For DirectProgramming/C++SYCL_FPGA/ReferenceDesigns/decompress failed to decompress .gz file
Summary
I build the decompressor for gzip, but it can only decompress the file offer in the repo. Most files I compressed using cpu version gzip is not able to be decompressed.
Version
I currently using oneAPI 2022.1 and the Code Sample v0.0.51 extension for VScode to pull the code.
Environment
Ubuntu 20.04
Steps to reproduce
Use linux built-in gzip to compress a file. The compression ratio should around 4, and the size of output file should over 50MB. Then the executable we compile with this repo to decompress the file created by linux built-in version gzip.
Observed behavior
The decompression will stuck in a while loop and will never terminate. I print out some information to help me debug the issue, and found out the bug should locate in the huffman decoding kernel.

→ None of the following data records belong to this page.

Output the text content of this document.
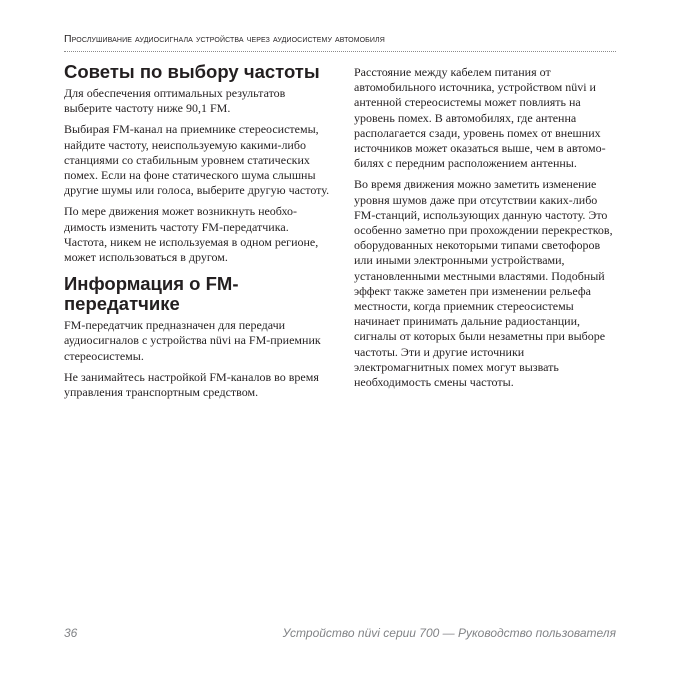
Прослушивание аудиосигнала устройства через аудиосистему автомобиля
Советы по выбору частоты

Для обеспечения оптимальных результатов выберите частоту ниже 90,1 FM.

Выбирая FM-канал на приемнике стереосистемы, найдите частоту, неиспользуемую какими-либо станциями со стабильным уровнем статических помех. Если на фоне статического шума слышны другие шумы или голоса, выберите другую частоту.

По мере движения может возникнуть необхо-димость изменить частоту FM-передатчика. Частота, никем не используемая в одном регионе, может использоваться в другом.

Информация о FM-передатчике

FM-передатчик предназначен для передачи аудиосигналов с устройства nüvi на FM-приемник стереосистемы.

Не занимайтесь настройкой FM-каналов во время управления транспортным средством.

Расстояние между кабелем питания от автомобильного источника, устройством nüvi и антенной стереосистемы может повлиять на уровень помех. В автомобилях, где антенна располагается сзади, уровень помех от внешних источников может оказаться выше, чем в автомо-билях с передним расположением антенны.

Во время движения можно заметить изменение уровня шумов даже при отсутствии каких-либо FM-станций, использующих данную частоту. Это особенно заметно при прохождении перекрестков, оборудованных некоторыми типами светофоров или иными электронными устройствами, установленными местными властями. Подобный эффект также заметен при изменении рельефа местности, когда приемник стереосистемы начинает принимать дальние радиостанции, сигналы от которых были незаметны при выборе частоты. Эти и другие источники электромагнитных помех могут вызвать необходимость смены частоты.

36	Устройство nüvi серии 700 — Руководство пользователя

Here is some debug log I print: Using GZIP decompression
Decompressing '../data/gzip/log-test.log.gz' 2 times Input file size : 677.904KB expected output size :2706127 Launching kernels for run 0 literals_per_cycle for producer is : 1 in_count = 677904 Iteration count = 677904 literals per cycle is : 4 literal per cycle from consumer = 4 huffman shifting = 1098876287 huffman shifting = 1098876287 huffman shifting = 1098876287 huffman shifting = 1098876287 huffman shifting = 1098876287
Expected behavior
I expected the decompressor can decompress all the file I compressed with CPU version gzip
I attached 3 files I used to debug. log-test.log.gz txt-test2.txt.gz pdf-test.pdf.gz
for (unsigned short symbol = 0; symbol < max_codes; symbol++) {
// literal
if (symbol < numlitlencodes) {
auto inner_codelen = codelens[symbol];
if (inner_codelen == codelen) {
lit_map[lit_map_counter] = symbol;
lit_map_counter++;
lit_map_next_code++;
}
}
// distance
if (symbol < numdistcodes) {
auto inner_codelen = codelens[numlitlencodes + symbol];
if (inner_codelen == codelen) {
dist_map[dist_map_counter] = symbol;
dist_map_counter++;
dist_map_next_code++;
}
}
}
lit_map_last_code[codelen - 1] = lit_map_next_code;
dist_map_last_code[codelen - 1] = dist_map_next_code;
After carefully checking the source code, I found the bug is caused by overflow. lit_map_last_code , dist_map_last_code, lit_map_next_code and dist_map_next_code are using type of ac_uint<15>, but if the lit_map_next_code or dist_map_next_code reached 0b111 1111 1111 1111 and performed increment operation it will overflow to 0. Furthermore they are assigned to lit_map_last_code and dist_map_last_code which are used for decoding. Since the last_code is smaller than the first_code all the bit codes with code length = 15 are not going to be decoded correctly.